XIII.
M. de Talleyrand, though but a new dignitary in the church, was already one of its most influential members. He had been excluded by a prejudice of the nobility from the situation to which his birth had entitled him amongst them. He had long resolved to obtain another position at least as elevated through his own exertions. His views, as we have seen, at the time of his election, were liberal, though moderate, whilst he was sufficiently acquainted with the character of Louis XVI. to know that that monarch would never sincerely yield, nor ever sturdily resist, any concession demanded with persistency. Partly, therefore, from a conviction that he was doing what was best for the public, and partly, also, from the persuasion that he was doing what was best for himself, he separated boldly from the rest of his family (who were amongst the most devoted to the Comte d’Artois and Marie-Antoinette), and laboured with unwearied energy to enlist the body he belonged to on the popular side.
To succeed in this object he had the talents and advantages most essential. His natural courtesy flattered the curates; his various acquirements captivated his more learned brethren; his high birth gave him the ear of the great ecclesiastical dignitaries; and, finally, a majority of his order, instigated by his exertions and address, joined the Third Estate, on the 22nd of June, in the Church of Saint-Louis.
From that moment the question hitherto doubtful was determined; for at no time have the clergy and the commons stood side by side without being victorious. It was in vain, therefore, that even so early as the day following, the descendant of Louis XIV., in all the pomp of royalty, and in the presence of the three orders—whom he had for that day summoned to assemble—denounced the conduct which the tiers-état had pursued, annulled their decisions, and threatened them with his sovereign displeasure.

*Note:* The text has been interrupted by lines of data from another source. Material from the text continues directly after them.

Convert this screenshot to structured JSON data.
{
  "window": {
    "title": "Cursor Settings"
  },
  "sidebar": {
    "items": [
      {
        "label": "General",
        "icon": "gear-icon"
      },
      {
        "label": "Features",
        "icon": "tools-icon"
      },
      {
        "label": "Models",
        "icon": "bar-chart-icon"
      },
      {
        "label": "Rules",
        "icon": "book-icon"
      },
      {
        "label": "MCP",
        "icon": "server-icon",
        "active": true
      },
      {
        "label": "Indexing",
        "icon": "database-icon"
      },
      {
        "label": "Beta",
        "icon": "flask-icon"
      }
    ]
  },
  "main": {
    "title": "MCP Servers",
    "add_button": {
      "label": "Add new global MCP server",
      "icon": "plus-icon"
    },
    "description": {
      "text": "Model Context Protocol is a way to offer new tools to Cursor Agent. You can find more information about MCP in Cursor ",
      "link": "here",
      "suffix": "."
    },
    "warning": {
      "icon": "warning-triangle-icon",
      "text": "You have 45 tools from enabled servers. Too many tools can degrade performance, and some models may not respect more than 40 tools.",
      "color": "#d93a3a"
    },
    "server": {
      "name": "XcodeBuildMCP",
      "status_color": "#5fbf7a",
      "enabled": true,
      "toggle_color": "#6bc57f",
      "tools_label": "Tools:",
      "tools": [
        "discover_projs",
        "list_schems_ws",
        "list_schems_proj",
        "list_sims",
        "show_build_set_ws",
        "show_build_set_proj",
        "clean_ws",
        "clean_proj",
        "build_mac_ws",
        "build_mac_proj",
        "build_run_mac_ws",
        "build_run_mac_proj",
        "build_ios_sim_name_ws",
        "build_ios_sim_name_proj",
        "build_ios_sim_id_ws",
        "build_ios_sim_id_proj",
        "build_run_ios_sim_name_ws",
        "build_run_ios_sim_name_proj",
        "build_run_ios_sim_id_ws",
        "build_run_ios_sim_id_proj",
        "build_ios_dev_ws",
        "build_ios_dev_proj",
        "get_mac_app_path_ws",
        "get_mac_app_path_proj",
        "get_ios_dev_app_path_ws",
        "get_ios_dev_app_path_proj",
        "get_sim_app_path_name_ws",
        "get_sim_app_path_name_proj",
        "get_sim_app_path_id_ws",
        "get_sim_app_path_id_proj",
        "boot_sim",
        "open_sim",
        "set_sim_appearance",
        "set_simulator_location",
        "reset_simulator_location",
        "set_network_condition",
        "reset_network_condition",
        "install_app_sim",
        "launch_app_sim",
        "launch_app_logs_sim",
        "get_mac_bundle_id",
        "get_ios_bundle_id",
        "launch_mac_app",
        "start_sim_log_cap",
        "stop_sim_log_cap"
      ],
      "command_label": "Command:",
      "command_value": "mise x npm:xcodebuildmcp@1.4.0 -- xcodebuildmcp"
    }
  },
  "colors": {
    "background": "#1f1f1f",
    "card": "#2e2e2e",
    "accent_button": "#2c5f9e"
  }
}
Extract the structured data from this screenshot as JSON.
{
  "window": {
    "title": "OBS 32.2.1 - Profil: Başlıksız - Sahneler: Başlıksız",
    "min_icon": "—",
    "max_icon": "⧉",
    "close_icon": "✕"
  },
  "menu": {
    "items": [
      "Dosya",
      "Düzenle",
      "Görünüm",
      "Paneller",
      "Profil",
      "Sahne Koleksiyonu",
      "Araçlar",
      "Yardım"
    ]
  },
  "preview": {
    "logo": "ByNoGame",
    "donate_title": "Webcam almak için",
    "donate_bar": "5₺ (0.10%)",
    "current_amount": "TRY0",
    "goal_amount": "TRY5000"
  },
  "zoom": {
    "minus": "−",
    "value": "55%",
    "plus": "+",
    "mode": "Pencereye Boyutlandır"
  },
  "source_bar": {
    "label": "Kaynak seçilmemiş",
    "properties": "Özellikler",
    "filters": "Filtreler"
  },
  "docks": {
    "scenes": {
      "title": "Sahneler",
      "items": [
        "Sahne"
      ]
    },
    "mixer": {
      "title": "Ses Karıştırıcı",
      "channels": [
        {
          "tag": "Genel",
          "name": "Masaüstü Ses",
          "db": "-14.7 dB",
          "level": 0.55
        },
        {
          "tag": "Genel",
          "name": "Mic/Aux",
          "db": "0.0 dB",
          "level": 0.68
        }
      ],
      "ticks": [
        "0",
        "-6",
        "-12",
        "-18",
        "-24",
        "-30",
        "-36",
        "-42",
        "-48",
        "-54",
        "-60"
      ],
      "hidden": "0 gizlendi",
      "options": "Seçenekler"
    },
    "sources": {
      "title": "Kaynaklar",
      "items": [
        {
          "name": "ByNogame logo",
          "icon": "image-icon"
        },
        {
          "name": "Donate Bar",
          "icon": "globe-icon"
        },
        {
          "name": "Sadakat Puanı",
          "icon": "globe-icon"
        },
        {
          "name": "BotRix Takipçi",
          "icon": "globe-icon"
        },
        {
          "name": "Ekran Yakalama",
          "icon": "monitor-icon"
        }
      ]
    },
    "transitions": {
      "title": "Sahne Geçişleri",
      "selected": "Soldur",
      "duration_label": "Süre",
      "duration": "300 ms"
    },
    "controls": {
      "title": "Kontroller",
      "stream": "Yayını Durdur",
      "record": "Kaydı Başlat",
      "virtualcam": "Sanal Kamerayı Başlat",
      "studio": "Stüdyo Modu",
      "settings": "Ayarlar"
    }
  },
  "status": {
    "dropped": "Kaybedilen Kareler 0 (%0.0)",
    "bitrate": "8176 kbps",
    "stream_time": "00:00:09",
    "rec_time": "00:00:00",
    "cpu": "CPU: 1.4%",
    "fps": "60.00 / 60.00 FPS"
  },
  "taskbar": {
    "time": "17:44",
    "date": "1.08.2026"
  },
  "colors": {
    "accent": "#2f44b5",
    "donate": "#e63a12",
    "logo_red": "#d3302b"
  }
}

The tiers-état resisted; the King repented—retracted,—and showing that he had no will, lost all authority. Thus, on the 27th of June, the States-General, henceforth designated by the title which had been already assumed by the Commons (the National Assembly), held their deliberations together, and the three orders were confounded.
XIV.
But one step now remained in order to legalise the revolution in progress. Each deputy had received a sort of mandate or instruction from those who named him at the moment of his election. Such instructions or mandates, which had been given at a time when people could hardly anticipate the state of things which had since arisen, limited, or seemed to limit, the action of a deputy to particular points which had especially attracted the attention of his constituents.
The conservative party contended that these mandates were imperative, the liberal party that they were not. According to the first supposition, the States-General could do no more than redress a few grievances; according to the other, they could create a perfectly new system of government.
The Bishop of Autun, in the first speech he delivered in the National Assembly—a speech which produced considerable effect—argued in favour of his own liberty and that of his colleagues, and his views were naturally enough adopted by a body which, feeling its own force, had to determine its own power. Hence, on the record of two great decisions—the one solving the States-General into the “National Assembly;” the other extending and fixing that Assembly’s authority—decisions which, whatever their other results, were at least fatal to the power and influence of the class to which he belonged by birth, but from which he had, in spite of himself, been severed in childhood—was indelibly inscribed the name of the once despised and still disinherited cripple of the princely house of Périgord.